2017年04月27日(Thu曜日) 午後3時34分

 「当社事業のど真ん中にあるのはいつも生地」と改めて強調するスタイレムの酒向正之社長。海外市場開拓や製品事業の拡大に取り組む同社だが、核となるのは今も昔も生地であり、それを「企画・提案・リスク」する力だ。「市況は全世界的に厳しい」ものの、「ポケットを幾つも持った」人材の強化や企画力の向上に重点的に取り組み、難局を乗り切る。酒向社長に現状と今後を聞いた。

  ――半歩先の事業変化を読むと。

 現在、基本的に国内アパレルマーケットは悪く、良い話はほとんどありません。元気なブランドも中にはありますが、その多くは規模が小さい。今のアパレル不況は全世界的なもので、米国も百貨店がリストラや店舗縮小を進めるなど既存の売り場は総じて悪化の一途をたどっています。こうした状況下、国内市場にも元気がない中にあって当社業績のけん引役だった生地輸出でも明るい見通しが立てづらくなりました。

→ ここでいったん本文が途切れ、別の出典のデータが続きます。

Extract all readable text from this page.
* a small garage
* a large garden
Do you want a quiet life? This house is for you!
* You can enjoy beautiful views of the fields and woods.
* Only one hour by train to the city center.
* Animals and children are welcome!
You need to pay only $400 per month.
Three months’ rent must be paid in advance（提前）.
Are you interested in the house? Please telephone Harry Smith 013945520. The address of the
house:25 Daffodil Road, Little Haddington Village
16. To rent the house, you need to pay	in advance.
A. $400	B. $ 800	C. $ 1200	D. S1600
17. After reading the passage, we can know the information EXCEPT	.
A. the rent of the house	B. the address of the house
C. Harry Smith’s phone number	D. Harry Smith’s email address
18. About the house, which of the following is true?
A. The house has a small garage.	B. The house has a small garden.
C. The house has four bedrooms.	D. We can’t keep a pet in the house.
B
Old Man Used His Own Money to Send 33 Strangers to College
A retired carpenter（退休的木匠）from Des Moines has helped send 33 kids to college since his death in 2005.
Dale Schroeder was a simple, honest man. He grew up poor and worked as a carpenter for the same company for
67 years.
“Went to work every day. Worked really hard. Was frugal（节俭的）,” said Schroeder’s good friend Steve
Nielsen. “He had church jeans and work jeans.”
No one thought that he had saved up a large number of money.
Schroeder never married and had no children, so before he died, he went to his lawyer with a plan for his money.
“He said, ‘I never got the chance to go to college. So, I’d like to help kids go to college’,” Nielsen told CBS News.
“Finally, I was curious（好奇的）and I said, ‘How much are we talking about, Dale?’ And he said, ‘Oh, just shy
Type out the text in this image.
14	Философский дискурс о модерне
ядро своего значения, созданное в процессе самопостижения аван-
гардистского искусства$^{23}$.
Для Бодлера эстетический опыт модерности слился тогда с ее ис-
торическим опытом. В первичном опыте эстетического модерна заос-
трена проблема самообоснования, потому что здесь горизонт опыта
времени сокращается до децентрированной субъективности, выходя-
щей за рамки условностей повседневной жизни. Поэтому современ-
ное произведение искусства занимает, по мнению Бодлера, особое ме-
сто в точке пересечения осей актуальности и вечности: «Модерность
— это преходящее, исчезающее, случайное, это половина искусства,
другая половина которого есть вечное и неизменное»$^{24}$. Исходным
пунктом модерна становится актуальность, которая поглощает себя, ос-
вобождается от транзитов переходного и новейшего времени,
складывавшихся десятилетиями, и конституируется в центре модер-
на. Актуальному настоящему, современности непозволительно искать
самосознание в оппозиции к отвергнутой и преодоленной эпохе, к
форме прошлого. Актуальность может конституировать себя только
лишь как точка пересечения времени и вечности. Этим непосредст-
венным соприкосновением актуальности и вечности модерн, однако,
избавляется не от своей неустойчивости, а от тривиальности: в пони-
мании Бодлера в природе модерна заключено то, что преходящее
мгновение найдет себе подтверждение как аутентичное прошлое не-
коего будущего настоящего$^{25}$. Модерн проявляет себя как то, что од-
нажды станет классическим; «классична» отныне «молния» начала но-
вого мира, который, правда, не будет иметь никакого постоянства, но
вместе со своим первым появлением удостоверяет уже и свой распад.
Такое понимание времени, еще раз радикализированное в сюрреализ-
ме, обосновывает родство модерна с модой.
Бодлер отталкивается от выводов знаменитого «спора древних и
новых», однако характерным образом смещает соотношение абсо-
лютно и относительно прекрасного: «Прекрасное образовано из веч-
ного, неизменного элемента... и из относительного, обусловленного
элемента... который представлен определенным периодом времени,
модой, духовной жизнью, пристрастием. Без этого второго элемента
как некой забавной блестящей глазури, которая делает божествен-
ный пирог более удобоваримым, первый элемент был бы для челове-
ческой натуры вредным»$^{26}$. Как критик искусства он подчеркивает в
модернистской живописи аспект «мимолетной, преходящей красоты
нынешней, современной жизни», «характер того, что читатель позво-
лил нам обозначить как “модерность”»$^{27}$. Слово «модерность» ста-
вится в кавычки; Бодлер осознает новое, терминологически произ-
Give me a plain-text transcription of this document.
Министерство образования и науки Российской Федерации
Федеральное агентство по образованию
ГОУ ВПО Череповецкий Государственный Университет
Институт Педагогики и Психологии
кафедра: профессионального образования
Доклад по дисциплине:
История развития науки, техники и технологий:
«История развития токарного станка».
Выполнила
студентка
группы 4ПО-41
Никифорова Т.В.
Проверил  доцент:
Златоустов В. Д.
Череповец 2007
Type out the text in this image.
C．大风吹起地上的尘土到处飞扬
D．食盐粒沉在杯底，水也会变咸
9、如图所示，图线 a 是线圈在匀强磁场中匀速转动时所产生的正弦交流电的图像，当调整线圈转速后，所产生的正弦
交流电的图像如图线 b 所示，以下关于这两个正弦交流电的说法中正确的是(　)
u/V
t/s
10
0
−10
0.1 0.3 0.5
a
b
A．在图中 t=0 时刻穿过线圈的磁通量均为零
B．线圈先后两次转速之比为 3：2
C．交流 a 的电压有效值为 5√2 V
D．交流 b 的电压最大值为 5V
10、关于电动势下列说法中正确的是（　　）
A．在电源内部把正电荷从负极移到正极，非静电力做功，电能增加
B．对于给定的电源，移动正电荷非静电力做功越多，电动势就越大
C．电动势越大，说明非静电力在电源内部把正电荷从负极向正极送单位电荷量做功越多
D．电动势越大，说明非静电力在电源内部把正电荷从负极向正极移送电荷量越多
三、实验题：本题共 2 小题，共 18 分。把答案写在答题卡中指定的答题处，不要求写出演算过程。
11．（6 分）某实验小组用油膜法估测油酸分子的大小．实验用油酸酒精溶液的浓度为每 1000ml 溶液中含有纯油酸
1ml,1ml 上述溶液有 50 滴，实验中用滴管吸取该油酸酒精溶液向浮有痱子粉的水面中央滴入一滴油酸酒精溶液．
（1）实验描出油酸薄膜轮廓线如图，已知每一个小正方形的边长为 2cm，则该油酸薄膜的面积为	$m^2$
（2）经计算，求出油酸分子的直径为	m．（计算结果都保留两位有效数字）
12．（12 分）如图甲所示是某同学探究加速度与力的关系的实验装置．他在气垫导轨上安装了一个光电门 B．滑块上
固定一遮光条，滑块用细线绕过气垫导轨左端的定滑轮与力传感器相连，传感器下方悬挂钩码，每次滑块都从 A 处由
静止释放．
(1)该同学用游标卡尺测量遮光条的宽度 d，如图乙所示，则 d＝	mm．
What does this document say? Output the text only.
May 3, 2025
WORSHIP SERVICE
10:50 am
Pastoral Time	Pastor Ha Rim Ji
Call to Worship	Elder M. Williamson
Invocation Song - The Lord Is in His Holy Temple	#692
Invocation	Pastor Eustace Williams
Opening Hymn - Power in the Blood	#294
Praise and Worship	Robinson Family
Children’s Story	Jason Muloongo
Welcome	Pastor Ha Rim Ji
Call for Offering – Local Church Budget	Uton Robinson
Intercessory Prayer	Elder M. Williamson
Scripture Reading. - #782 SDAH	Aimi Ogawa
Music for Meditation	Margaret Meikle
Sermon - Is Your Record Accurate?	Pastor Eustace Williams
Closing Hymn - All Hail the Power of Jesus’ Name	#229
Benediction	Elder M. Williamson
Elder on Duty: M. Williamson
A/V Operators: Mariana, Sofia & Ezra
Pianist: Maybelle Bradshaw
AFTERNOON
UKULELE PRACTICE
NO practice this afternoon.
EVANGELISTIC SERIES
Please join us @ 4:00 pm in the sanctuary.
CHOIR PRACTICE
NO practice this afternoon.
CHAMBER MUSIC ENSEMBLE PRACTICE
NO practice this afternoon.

 基本的に市場は二極化の様相を強めています。この流れへの対応力が問われるわけですが、まずは2極が求めるものをしっかり分析する必要があります。高価格ゾーンが強く求めるのはオリジナリティーであり、新鮮さです。一方、低価格ゾーンで求められるのは、価格と価値のバランスであり、海外一貫によるコストの抑制です。この部分では海外縫製工場向けに海外生地の増強を図る必要がありますし、当社の中でも生地部門と製品部門の融合をこれまで以上に進めていく必要があるでしょう。

 どちらのゾーンにも共通して求められるのが企画力。当社が強みとしてきた部分ですが、今後も永遠の課題として人材強化を図りながら企画力向上に取り組んでいきます。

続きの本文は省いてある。